Mas Wawan menghampiriku dan melepaskan kedua tanganku dari Ibu dan Mbak Arumi. Tanpa banyak bicara, ia berusaha menolongku.

"Heh berani kamu menyentuhku," kata Ibu yang geram ketika Mas Wawan melepaskan tangan Ibu dari lenganku.

Dengan cepat Mbak Arumi mengambil tasku. Aku pun tak mau kalah, aku berusaha merebut tasku dari tangannya.

Mas Wawan membantuku untuk merebut tasku dari Mbak Arumi. Tentu saja Mbak Arumi kalah tenaga dengan kami. Sehingga ia juga jatuh terduduk.

"Huh, dasar kamu ya Wan. Beraninya sama orang yang lebih tua. Awas kamu!" kata Mbak Arumi jengkel dengan Mas Wawan. 

"Irgi, tolong kami! Hajar si Wawan," perintah Ibu yang tak terima karena Mas Wawan melepas tangan Ibu dari lenganku dengan kasar. 

Mas Irgi hanya diam saja mendengar perintah dari Ibu, sepertinya nyalinya ciut karena tadi ia di dorong oleh Mas Wawan. 

"Ayo kita pergi dari sini Dek! Bisa gila kalau aku di sini terus," ajak Mas Wawan menarik tanganku dan mengajakku keluar dari sini. 

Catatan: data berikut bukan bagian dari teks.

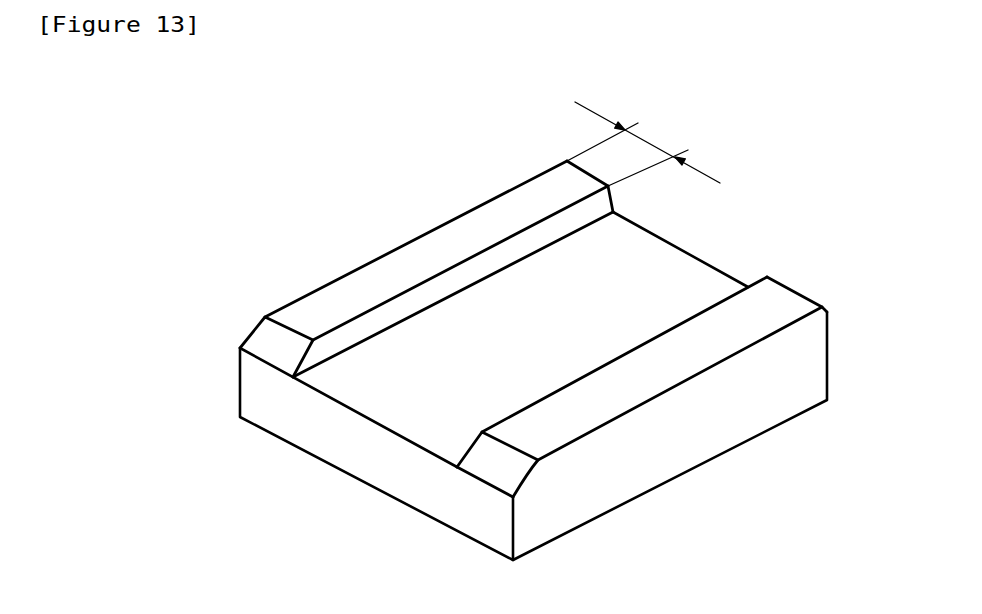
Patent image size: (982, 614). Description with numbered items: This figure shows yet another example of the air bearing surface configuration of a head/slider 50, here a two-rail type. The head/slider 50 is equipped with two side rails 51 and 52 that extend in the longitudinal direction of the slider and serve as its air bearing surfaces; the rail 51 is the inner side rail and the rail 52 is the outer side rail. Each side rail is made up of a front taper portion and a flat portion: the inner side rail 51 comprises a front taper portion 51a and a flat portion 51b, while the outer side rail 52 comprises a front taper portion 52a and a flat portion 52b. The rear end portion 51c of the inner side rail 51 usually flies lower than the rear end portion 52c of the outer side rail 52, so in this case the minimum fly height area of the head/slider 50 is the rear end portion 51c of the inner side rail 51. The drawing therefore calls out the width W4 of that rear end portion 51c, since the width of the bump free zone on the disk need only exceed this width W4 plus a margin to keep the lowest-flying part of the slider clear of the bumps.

The head/slider 50 is at (354, 144).
The inner side rail 51 is at (387, 240).
The front taper portion 51a is at (267, 342).
The flat portion 51b is at (453, 235).
The rear end portion 51c is at (595, 173).
The outer side rail 52 is at (628, 400).
The front taper portion 52a is at (488, 465).
The flat portion 52b is at (638, 392).
The rear end portion 52c is at (800, 295).
The width of the rear end portion W4 is at (643, 144).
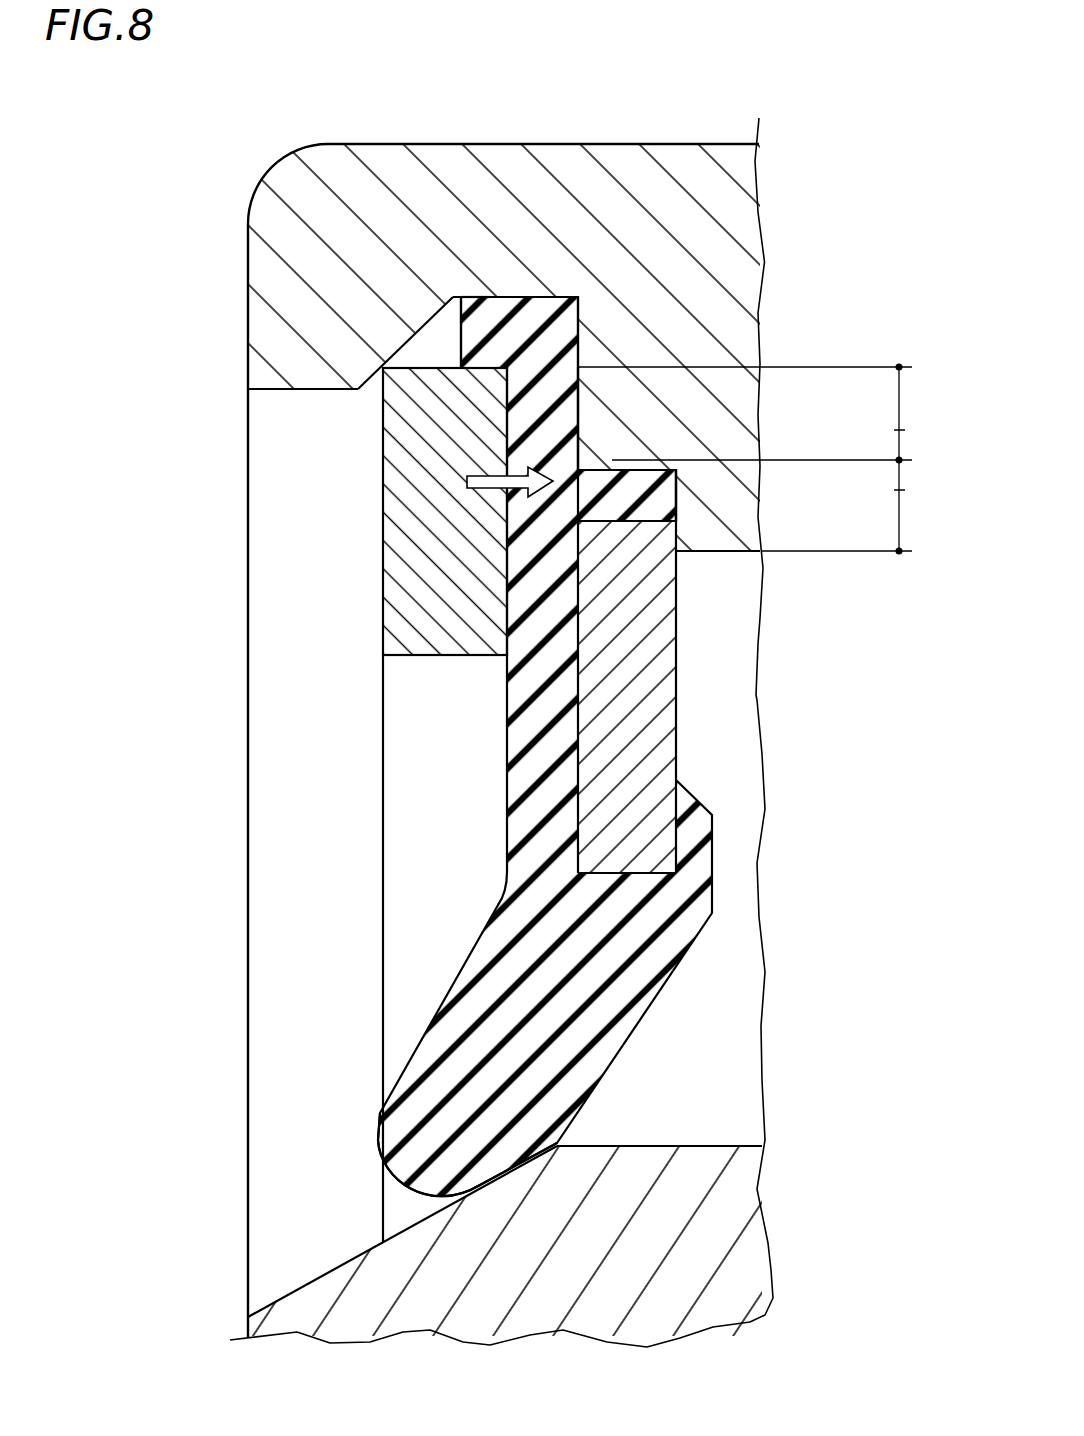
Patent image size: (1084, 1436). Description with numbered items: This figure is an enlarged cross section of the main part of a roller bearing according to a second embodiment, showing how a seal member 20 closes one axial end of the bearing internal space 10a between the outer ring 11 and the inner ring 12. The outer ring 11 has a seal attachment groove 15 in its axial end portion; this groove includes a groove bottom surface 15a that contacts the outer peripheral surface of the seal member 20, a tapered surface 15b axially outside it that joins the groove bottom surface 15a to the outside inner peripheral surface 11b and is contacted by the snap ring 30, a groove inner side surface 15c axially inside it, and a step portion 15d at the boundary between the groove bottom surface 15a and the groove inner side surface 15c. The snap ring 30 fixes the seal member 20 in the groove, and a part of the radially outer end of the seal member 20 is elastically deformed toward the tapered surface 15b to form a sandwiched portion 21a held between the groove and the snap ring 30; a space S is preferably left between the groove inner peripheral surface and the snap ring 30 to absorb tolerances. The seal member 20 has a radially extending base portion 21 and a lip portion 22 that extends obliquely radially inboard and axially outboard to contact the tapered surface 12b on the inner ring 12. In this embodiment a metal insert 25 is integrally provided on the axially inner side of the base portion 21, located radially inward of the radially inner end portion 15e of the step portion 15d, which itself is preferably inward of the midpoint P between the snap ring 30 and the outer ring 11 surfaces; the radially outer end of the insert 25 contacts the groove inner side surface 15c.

The outer ring 11 is at (672, 203).
The outside inner peripheral surface 11b is at (303, 393).
The inner ring 12 is at (692, 1226).
The tapered surface 12b is at (337, 1262).
The bearing internal space 10a is at (735, 766).
The seal attachment groove 15 is at (580, 330).
The groove bottom surface 15a is at (552, 306).
The tapered surface 15b is at (450, 306).
The groove inner side surface 15c is at (675, 575).
The step portion 15d is at (605, 445).
The radially inner end portion 15e is at (670, 505).
The seal member 20 is at (497, 742).
The base portion 21 is at (545, 580).
The sandwiched portion 21a is at (472, 306).
The lip portion 22 is at (477, 1084).
The metal insert 25 is at (657, 663).
The snap ring 30 is at (403, 503).
The space S is at (423, 353).
The midpoint P is at (903, 454).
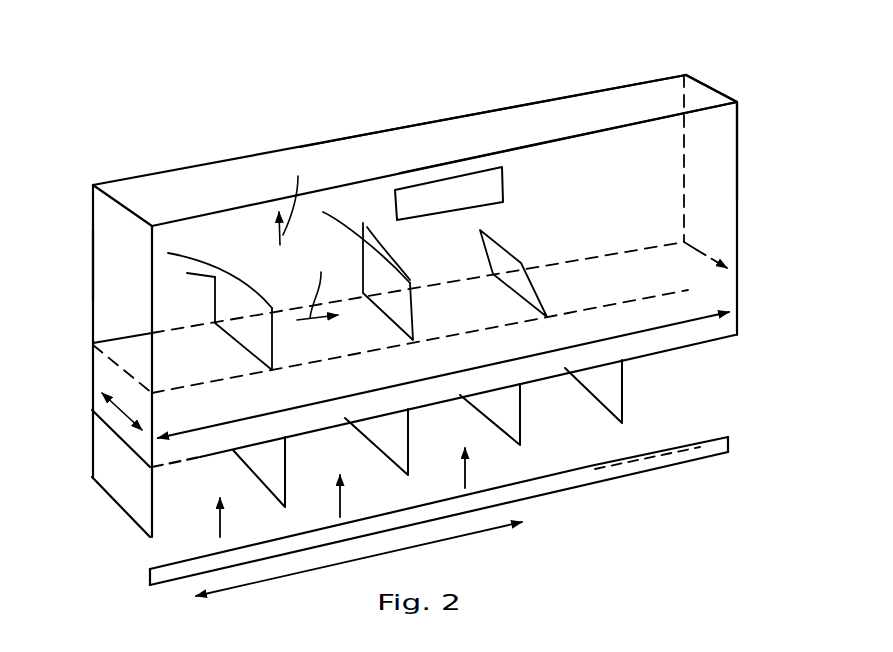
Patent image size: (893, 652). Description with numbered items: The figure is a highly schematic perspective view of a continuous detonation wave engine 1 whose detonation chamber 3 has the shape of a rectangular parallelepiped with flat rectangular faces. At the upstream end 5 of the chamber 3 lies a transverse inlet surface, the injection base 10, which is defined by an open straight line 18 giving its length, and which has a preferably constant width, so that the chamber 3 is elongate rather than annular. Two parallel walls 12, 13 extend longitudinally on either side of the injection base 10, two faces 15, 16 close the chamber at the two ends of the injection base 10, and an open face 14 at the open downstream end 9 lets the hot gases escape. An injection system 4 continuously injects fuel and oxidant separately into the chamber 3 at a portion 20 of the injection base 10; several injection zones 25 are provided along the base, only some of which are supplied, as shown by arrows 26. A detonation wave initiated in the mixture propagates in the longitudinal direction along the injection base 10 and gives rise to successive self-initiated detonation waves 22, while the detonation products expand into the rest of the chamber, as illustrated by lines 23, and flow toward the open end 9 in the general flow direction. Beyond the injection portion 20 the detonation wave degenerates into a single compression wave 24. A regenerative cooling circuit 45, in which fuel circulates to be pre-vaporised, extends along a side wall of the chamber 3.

The continuous detonation wave engine 1 is at (126, 155).
The detonation chamber 3 is at (93, 233).
The injection system 4 is at (607, 477).
The upstream end 5 is at (693, 355).
The open downstream end 9 is at (644, 76).
The injection base 10 is at (695, 292).
The wall 12 is at (717, 163).
The wall 13 is at (492, 110).
The open face 14 is at (396, 127).
The end face 15 is at (104, 292).
The end face 16 is at (748, 138).
The line 18 is at (702, 278).
The injection portion 20 is at (302, 572).
The successive detonation waves 22 is at (238, 280).
The expansion lines 23 is at (207, 271).
The compression wave 24 is at (500, 247).
The injection zones 25 is at (172, 517).
The supply arrows 26 is at (337, 502).
The cooling circuit 45 is at (452, 178).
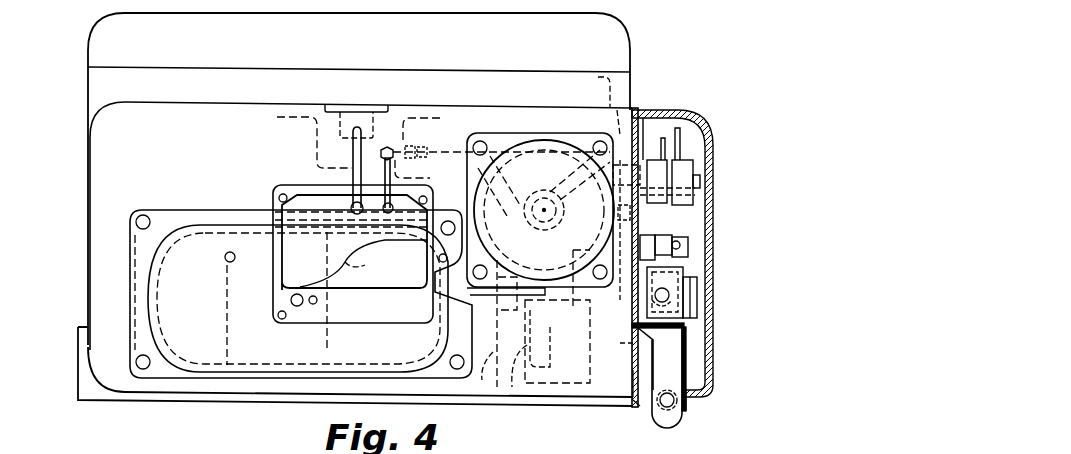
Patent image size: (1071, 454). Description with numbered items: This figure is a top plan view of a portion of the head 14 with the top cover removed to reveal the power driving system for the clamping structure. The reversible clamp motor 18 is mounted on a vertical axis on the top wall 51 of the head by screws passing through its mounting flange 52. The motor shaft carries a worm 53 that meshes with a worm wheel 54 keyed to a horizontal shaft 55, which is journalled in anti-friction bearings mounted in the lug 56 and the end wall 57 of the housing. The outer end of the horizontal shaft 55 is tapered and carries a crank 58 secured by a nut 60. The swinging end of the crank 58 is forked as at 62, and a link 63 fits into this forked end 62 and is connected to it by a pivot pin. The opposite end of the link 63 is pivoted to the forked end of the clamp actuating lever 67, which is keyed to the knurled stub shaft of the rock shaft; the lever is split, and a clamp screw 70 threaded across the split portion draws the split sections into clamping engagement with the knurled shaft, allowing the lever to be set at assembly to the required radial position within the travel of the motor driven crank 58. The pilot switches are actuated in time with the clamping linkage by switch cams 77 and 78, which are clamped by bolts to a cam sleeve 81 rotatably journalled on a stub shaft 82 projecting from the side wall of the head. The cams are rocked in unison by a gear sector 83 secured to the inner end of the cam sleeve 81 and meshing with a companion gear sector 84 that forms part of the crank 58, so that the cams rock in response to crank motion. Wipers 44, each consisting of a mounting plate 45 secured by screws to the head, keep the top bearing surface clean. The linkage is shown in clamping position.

The housing 14 is at (100, 172).
The reversible clamp motor 18 is at (532, 140).
The wipers 44 is at (640, 406).
The mounting plate 45 is at (637, 378).
The top wall 51 is at (453, 124).
The mounting flange 52 is at (590, 143).
The worm 53 is at (552, 200).
The worm wheel 54 is at (511, 369).
The horizontal shaft 55 is at (578, 336).
The lug 56 is at (491, 366).
The end wall 57 is at (653, 348).
The crank 58 is at (680, 272).
The nut 60 is at (692, 300).
The forked end 62 is at (686, 250).
The link 63 is at (670, 236).
The clamp actuating lever 67 is at (678, 363).
The clamp screw 70 is at (677, 411).
The switch cam 77 is at (665, 140).
The switch cam 78 is at (695, 127).
The cam sleeve 81 is at (690, 162).
The stub shaft 82 is at (700, 180).
The gear sector 83 is at (648, 160).
The gear sector 84 is at (642, 243).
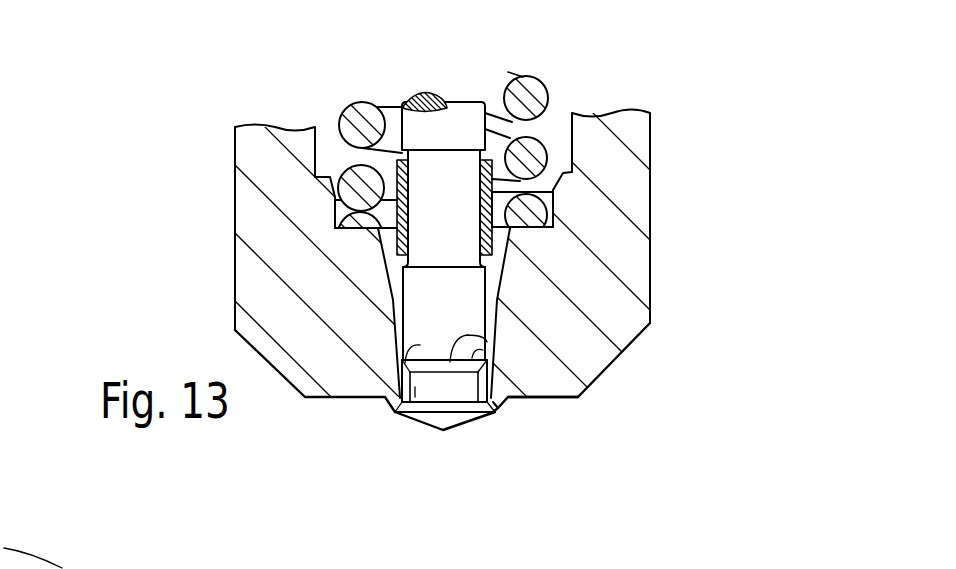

"Iya Mas. Aku juga sudah jengah dengan mereka semua," jawabku kesal. 

Kami segera berlari menuju sepeda motor Mas Wawan. Aku duduk di belakangnya dengan membawa satu tas. Sedangkan dua tas yang lain di taruh di depan motor. 

"Ayo cepat Mas," kataku menyuruh Mas Wawan untuk segera menggas sepeda motornya. 

Aku menoleh ke belakang. Nampak Ibu dan Mbak Arumi mengejar kami yang akan pergi dari rumah ini. 

"Hei tunggu! Jangan pergi dulu," teriak Ibu.

Terlihat Ibu dan Mbak Arumi berlari mengejar kami. Tetapi Mas Wawan terus melajukan motornya.